Hi everyone,
I am new to bioinformatics and I am struggling with GATK's somatic mutation variant calling pipeline.
I have completed most of the preprocessing steps: CreateSequenceDictionary, bwa index, bwa mem, and MarkDuplicatesSpark.
Yet, I've been struggling with a UserError on the BaseRecalibrator step.
For my known sites file, I have been using a C57/BL6 known sites vcf file I found on the Mouse Genome project website.
For the reference genome, I used the GRCm39 latest release.
My initial error with BaseRecalibrator was that my contigs were incompatible between reference and vcf file.
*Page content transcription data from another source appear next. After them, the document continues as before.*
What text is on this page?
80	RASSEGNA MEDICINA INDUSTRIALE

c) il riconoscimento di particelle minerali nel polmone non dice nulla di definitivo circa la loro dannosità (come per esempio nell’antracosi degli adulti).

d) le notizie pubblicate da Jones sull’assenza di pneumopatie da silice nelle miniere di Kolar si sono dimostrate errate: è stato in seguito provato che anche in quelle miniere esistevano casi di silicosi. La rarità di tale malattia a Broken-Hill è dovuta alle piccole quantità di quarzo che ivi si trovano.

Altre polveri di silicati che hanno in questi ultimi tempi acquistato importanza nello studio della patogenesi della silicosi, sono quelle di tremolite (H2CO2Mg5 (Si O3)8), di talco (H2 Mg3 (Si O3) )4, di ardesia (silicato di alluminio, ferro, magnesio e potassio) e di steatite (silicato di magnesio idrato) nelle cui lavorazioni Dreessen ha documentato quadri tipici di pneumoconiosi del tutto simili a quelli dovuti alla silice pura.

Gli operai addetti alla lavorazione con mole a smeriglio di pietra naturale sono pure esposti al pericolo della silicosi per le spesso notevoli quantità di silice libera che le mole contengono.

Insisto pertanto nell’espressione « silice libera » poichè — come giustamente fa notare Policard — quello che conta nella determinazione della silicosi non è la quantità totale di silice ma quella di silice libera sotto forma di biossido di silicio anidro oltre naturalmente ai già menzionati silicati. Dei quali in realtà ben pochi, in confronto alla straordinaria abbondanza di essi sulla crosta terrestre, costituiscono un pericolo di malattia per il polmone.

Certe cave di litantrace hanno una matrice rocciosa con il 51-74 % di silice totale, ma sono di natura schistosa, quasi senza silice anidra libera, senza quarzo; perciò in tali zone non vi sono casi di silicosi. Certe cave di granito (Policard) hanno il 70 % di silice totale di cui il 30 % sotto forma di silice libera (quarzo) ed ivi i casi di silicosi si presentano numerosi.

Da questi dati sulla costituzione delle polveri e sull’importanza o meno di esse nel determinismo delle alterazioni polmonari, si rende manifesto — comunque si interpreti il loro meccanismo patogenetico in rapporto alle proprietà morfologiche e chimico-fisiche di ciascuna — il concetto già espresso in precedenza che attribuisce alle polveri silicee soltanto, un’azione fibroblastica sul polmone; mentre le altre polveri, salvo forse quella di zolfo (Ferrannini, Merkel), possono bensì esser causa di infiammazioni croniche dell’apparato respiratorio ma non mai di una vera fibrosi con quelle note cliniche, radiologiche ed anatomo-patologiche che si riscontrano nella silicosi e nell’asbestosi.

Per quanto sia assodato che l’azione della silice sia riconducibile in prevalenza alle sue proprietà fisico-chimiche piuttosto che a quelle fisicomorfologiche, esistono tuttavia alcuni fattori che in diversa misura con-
I tried to solve this by using bcftools annotate --rename-chrs to alter the vcf files.
Yet, now I am getting a new error:
A USER ERROR has occurred: Input files reference and features have incompatible contigs: Found contigs with the same name but different lengths: contig reference = NC_000067.7 / 195154279 contig features = NC_000067.7 / 195471971.
At this point, I am not sure if I should just redo the analysis with an older version of the mouse reference genome, or if this error can be fixed. Any pointers?
I'm an idiot... I just checked, yes, the vcf file was for the GRCm38_68 from Sanger. That makes total sense. I think this was the issue. Thanks a lot!